Chinese President Xi Jinping presides over the opening ceremony of the Group of 20 (G20) summit in Hangzhou, capital of east China's Zhejiang Province, Sept. 4, 2016. [Photo/Xinhua] |
Editor's note: Chinese leadership during G20 presidency can help rescue group from irrelevance, international governance expert says. Barry Carin is a senior fellow of the Center for International Governance Innovation, based in Waterloo, Canada. He held several senior Canadian government positions and also taught at universities. He has been a participant and close observer of the G7, G8 and G20, including working on China's G20 presidency and the preparation process for this summit. He spoke with China Daily on Aug 11.
What is the special significance of the G20 in Hangzhou under the current global economic situation?
Barry Carin
Hangzhou is perhaps the best hope for rescuing the G20 as a respected and effective global steering committee. The G20 risks evolving into irrelevance. Its record for the last five years has been discouraging. Leadership will not come from an inward-looking and politically stalemated United States or from a European Union consumed by Brexit, the euro crisis and the flood of migrants and refugees. But there is no alternative to the G20 for effective global crisis management or a steering committee. The only hope is that China, exploiting its ingenuity, can provide the necessary leadership.

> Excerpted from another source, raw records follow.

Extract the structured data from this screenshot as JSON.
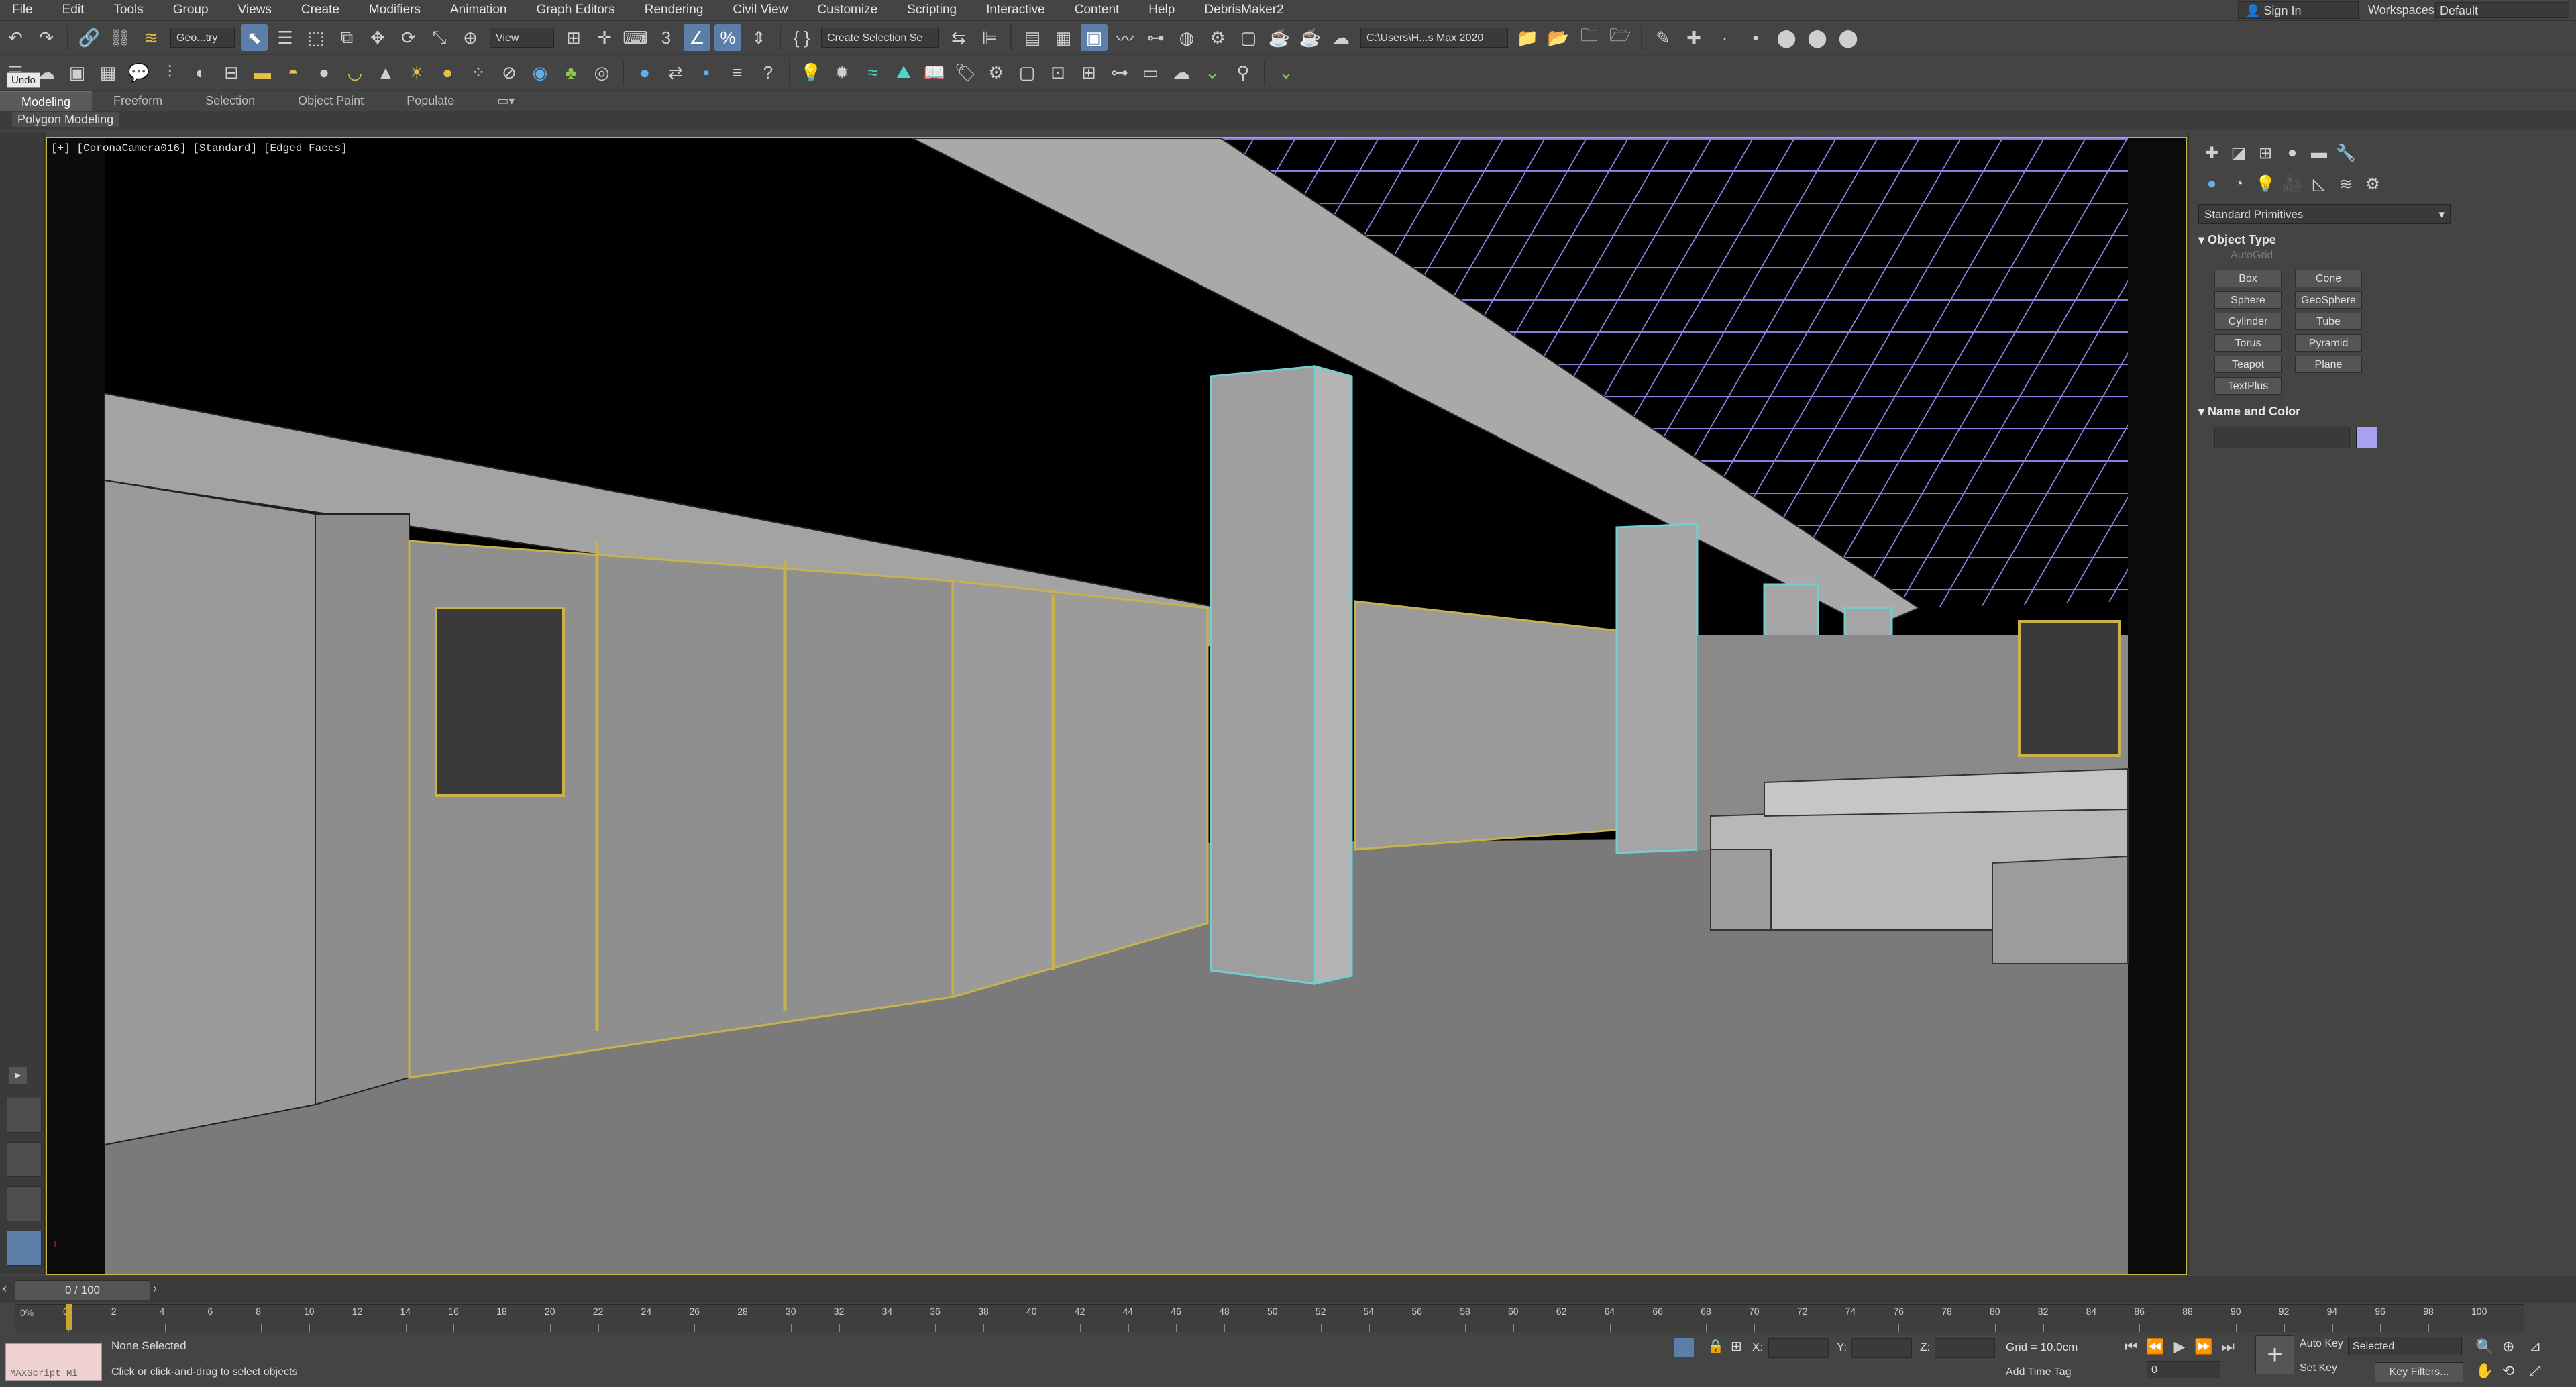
{
  "menu": [
    "File",
    "Edit",
    "Tools",
    "Group",
    "Views",
    "Create",
    "Modifiers",
    "Animation",
    "Graph Editors",
    "Rendering",
    "Civil View",
    "Customize",
    "Scripting",
    "Interactive",
    "Content",
    "Help",
    "DebrisMaker2"
  ],
  "account": {
    "signin": "Sign In",
    "workspaces_label": "Workspaces:",
    "workspace": "Default"
  },
  "toolbar": {
    "selection_filter": "Geo...try",
    "ref_coord": "View",
    "named_selection": "Create Selection Se",
    "project_path": "C:\\Users\\H...s Max 2020"
  },
  "tooltip": "Undo",
  "ribbon": {
    "tabs": [
      "Modeling",
      "Freeform",
      "Selection",
      "Object Paint",
      "Populate"
    ],
    "active_tab": "Modeling",
    "panel_label": "Polygon Modeling"
  },
  "viewport": {
    "label": "[+] [CoronaCamera016] [Standard] [Edged Faces]"
  },
  "command_panel": {
    "category": "Standard Primitives",
    "object_type_title": "Object Type",
    "autogrid": "AutoGrid",
    "buttons": [
      "Box",
      "Cone",
      "Sphere",
      "GeoSphere",
      "Cylinder",
      "Tube",
      "Torus",
      "Pyramid",
      "Teapot",
      "Plane",
      "TextPlus"
    ],
    "name_color_title": "Name and Color",
    "object_color": "#a8a0f0"
  },
  "timeline": {
    "slider": "0 / 100",
    "ticks": [
      0,
      2,
      4,
      6,
      8,
      10,
      12,
      14,
      16,
      18,
      20,
      22,
      24,
      26,
      28,
      30,
      32,
      34,
      36,
      38,
      40,
      42,
      44,
      46,
      48,
      50,
      52,
      54,
      56,
      58,
      60,
      62,
      64,
      66,
      68,
      70,
      72,
      74,
      76,
      78,
      80,
      82,
      84,
      86,
      88,
      90,
      92,
      94,
      96,
      98,
      100
    ],
    "ruler_start_label": "0%"
  },
  "status": {
    "maxscript": "MAXScript Mi",
    "selection": "None Selected",
    "prompt": "Click or click-and-drag to select objects",
    "x_label": "X:",
    "y_label": "Y:",
    "z_label": "Z:",
    "grid": "Grid = 10.0cm",
    "add_time_tag": "Add Time Tag",
    "current_frame": "0",
    "auto_key": "Auto Key",
    "set_key": "Set Key",
    "key_mode": "Selected",
    "key_filters": "Key Filters..."
  },
  "colors": {
    "viewport_border": "#c9b24a",
    "ceiling_grid": "#8c82e6",
    "active_button": "#5b7fa8"
  }
}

What's your view of the global economy after this G20?
It appears that what I learned as a PhD economist and taught as a professor of economics is all wrong. I believed that if central banks flooded the world economy with liquidity-quantitative easing-that inflation and hyperinflation would result. But inflation seems to be limited to certain asset classes. So I am pessimistic. More bubbles should burst, with unfortunate consequences. But I have no confidence in my assessment. I need more study to be able to predict the macroeconomic impact of the mass of people who are "predictably irrational".
What do you expect China to do and contribute in the years ahead?
Lao Tzu is cited as saying that "Governing a large country is like frying a small fish. You spoil it with too much poking". I expect China to continue to avoid the risks of aggressive, energetic leadership. The G20 is too large and heterogeneous to achieve consensus on highly complex and controversial issues in the short, one-year G20 presidency. Longer term, the best hope would be for China to first arrange a bilateral agreement with the US; then subsequently offer the EU and perhaps India to join the agreement. Then the agreement can be brought to the G20.
What do you suggest for the G20 in Hangzhou?
One of the constructive contributions China can make is to shape the future international policy research agenda by calling for reports for next year's G20 summit in Germany from G20 officials, G20 ministers or from international organizations. There are many precedents for these remits, commissioning work with specific terms of reference. As G20 president, China has the prerogative to make this type of request. Two ideas that would be in the common interest are to request reports to the German G20 on options for global responses on cyber security (particularly in reference to international finance) and on rules to delineate acceptable research on climate engineering.